Zeineddine ratisse aussi large que possible, adoptant une perspective large et diversifiée sur son sujet, et il relie subtilement les histoires, transformant Dearborn, dans un certain sens, en un mode d'existence collectif. Mais c'est son sens du détail inhabituel, souvent surréaliste, qui lui permet de construire des récits uniques malgré l'impression générale d'un groupe facilement identifiable aux traits clairs et prévisibles : un homme qui cache ses économies dans des poulets congelés ("Money Chicken"), un amant mort et peut-être imaginaire commémoré par la cuisson d'un ragoût de lapin ("Rabbit Stew"), une fille qui commence à fumer à l'âge de sept ans pour vaincre ses saignements de nez ("Marseille"). Les intrigues sont tendues, mais les histoires restent ouvertes, et quel que soit le temps écoulé - parfois quelques jours, parfois près d'un siècle - à la dernière ligne, le protagoniste se trouve dans un endroit différent.

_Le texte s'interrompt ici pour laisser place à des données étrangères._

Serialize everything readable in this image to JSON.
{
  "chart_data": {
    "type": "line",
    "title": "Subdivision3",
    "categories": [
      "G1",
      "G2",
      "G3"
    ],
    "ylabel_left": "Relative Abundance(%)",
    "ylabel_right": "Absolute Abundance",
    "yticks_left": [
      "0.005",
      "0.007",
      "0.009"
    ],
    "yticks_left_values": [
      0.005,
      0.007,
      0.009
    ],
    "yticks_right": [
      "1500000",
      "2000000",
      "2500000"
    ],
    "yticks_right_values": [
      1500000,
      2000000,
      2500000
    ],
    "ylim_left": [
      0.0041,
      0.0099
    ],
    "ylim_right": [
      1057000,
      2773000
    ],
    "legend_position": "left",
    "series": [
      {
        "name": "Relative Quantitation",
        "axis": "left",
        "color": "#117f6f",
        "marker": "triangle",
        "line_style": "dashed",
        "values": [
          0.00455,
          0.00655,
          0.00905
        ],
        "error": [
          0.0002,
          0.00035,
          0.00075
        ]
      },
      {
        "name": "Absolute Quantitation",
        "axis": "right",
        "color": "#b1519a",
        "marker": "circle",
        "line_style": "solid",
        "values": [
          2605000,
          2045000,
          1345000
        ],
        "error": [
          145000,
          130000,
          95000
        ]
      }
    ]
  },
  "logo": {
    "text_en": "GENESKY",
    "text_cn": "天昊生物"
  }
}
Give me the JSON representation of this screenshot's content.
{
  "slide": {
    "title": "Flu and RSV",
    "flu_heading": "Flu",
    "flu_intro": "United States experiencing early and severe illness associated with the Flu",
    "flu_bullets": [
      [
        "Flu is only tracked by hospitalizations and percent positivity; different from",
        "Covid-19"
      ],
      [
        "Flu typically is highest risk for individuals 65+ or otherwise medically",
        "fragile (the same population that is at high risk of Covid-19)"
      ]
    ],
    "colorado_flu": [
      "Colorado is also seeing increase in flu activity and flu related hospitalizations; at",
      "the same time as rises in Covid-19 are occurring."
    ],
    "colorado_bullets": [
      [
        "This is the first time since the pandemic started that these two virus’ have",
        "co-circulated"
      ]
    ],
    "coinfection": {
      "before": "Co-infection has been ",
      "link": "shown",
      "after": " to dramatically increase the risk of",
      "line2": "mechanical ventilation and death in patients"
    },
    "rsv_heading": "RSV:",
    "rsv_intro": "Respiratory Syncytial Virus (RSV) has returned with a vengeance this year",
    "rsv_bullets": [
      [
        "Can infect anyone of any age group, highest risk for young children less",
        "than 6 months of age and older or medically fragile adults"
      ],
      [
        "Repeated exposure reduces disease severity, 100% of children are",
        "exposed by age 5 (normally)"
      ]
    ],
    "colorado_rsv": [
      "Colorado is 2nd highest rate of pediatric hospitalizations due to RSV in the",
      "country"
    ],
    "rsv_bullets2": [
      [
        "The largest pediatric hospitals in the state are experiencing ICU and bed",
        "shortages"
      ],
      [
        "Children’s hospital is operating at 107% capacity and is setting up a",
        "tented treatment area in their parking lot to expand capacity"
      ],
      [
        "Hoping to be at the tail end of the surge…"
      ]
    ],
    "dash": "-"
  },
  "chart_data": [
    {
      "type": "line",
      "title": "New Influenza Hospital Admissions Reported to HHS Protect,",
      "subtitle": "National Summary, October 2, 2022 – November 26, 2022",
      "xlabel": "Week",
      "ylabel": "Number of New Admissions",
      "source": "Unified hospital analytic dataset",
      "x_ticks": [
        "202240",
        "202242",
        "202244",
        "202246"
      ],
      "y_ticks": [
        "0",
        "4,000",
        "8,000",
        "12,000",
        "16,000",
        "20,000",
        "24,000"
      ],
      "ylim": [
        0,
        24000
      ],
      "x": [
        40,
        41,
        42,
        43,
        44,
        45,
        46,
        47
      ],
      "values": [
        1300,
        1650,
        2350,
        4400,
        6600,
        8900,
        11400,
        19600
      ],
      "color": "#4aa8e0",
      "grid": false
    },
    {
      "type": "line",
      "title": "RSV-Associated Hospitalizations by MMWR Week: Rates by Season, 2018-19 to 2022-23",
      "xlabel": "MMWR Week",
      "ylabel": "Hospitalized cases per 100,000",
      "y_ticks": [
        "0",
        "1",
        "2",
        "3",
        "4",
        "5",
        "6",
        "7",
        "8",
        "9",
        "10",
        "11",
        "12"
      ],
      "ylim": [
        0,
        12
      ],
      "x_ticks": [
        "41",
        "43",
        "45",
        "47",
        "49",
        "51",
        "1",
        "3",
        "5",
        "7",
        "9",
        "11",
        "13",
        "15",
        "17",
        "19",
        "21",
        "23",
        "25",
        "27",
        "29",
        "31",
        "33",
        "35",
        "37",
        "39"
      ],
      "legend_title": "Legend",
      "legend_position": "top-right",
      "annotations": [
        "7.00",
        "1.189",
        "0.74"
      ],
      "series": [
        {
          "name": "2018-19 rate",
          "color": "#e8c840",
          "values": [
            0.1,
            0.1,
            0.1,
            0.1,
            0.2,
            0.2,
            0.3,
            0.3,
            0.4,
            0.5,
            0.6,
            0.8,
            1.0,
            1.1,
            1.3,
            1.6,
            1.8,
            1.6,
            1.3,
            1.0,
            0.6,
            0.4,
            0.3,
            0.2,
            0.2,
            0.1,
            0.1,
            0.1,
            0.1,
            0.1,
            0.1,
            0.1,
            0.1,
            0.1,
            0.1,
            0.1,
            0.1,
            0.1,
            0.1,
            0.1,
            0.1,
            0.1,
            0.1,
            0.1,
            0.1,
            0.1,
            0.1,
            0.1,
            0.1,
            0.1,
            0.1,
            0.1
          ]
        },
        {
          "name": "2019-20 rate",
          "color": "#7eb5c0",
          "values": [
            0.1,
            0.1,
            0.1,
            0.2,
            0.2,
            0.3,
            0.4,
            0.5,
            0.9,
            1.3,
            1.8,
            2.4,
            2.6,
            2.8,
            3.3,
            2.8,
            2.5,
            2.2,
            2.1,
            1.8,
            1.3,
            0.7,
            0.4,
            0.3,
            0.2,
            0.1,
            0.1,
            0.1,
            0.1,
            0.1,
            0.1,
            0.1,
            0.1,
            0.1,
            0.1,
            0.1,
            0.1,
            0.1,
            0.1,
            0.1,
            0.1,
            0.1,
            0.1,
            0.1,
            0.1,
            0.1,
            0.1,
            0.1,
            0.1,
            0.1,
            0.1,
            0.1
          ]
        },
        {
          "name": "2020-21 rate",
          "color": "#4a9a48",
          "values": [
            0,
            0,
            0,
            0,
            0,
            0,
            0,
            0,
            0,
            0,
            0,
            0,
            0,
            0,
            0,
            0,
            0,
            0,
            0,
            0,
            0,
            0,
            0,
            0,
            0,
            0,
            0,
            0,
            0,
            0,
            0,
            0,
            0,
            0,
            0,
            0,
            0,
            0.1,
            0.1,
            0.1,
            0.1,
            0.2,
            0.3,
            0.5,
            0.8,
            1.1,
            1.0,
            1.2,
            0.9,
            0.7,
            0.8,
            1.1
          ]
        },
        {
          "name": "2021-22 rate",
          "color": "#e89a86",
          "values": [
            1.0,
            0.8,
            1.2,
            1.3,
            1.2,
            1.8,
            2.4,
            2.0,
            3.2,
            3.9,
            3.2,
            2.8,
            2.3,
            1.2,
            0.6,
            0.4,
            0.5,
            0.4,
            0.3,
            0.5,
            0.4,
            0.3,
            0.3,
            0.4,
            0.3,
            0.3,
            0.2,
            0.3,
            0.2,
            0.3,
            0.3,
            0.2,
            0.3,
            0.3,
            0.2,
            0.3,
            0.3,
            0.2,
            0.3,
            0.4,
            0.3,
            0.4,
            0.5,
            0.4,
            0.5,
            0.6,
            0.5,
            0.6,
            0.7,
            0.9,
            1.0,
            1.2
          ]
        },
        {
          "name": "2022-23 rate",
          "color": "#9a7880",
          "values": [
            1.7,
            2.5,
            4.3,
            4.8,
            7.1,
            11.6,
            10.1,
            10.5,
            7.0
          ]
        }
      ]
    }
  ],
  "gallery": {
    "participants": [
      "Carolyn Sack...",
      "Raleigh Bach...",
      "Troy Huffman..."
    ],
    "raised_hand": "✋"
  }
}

"In Memoriam" raconte l'histoire de Farah (dont le nom signifie "joie"), une jeune Américaine d'origine libanaise, musulmane pratiquante, qui ne s'habille qu'en noir, ne s'intéresse qu'à la mort et travaille comme rédactrice de notices nécrologiques et rédactrice en chef au journal local.
Farah n'est jamais allée au Liban, le pays de ses parents, mais rien ne l'intéresse plus que les réunions qu'ils organisent dans leur cave ou leur garage, où, à un moment ou à un autre, leurs compatriotes immigrés commencent à raconter des histoires tragiques du "vieux pays". Lorsqu'elle tente de raconter ses propres histoires tragiques sur des jeunes Dearbornois qui se sont suicidés ou qui sont morts d'une overdose, Farah n'est plus la bienvenue à ces réunions. L'ancienne génération n'accepte que les mensonges qu'elle se raconte pour dissimuler ce qu'elle considère comme des tabous. Mais Farah parvient à retrouver sa place en commençant à réaliser des vidéos sur YouTube pour commémorer leurs proches décédés et ceux d'autres Libanais.
En fin de compte, cependant, l'échec de Farah à se faire une vie, que ce soit avec l'Américain blanc dont elle tombe amoureuse ou avec n'importe qui d'autre, la laisse seule et désespérée. Son parcours subtil, de l'appartenance à l'exclusion à la recherche d'un nouveau moyen d'appartenance - pour finir encore plus désemparée qu'au début - m'a semblé être une brillante métaphore non seulement de l'expérience arabo-américaine, mais aussi de la condition humaine elle-même. La tragédie nous guette où que nous soyons, mais Zeineddine nous rappelle que nous pouvons toujours nous en émerveiller - et en rire.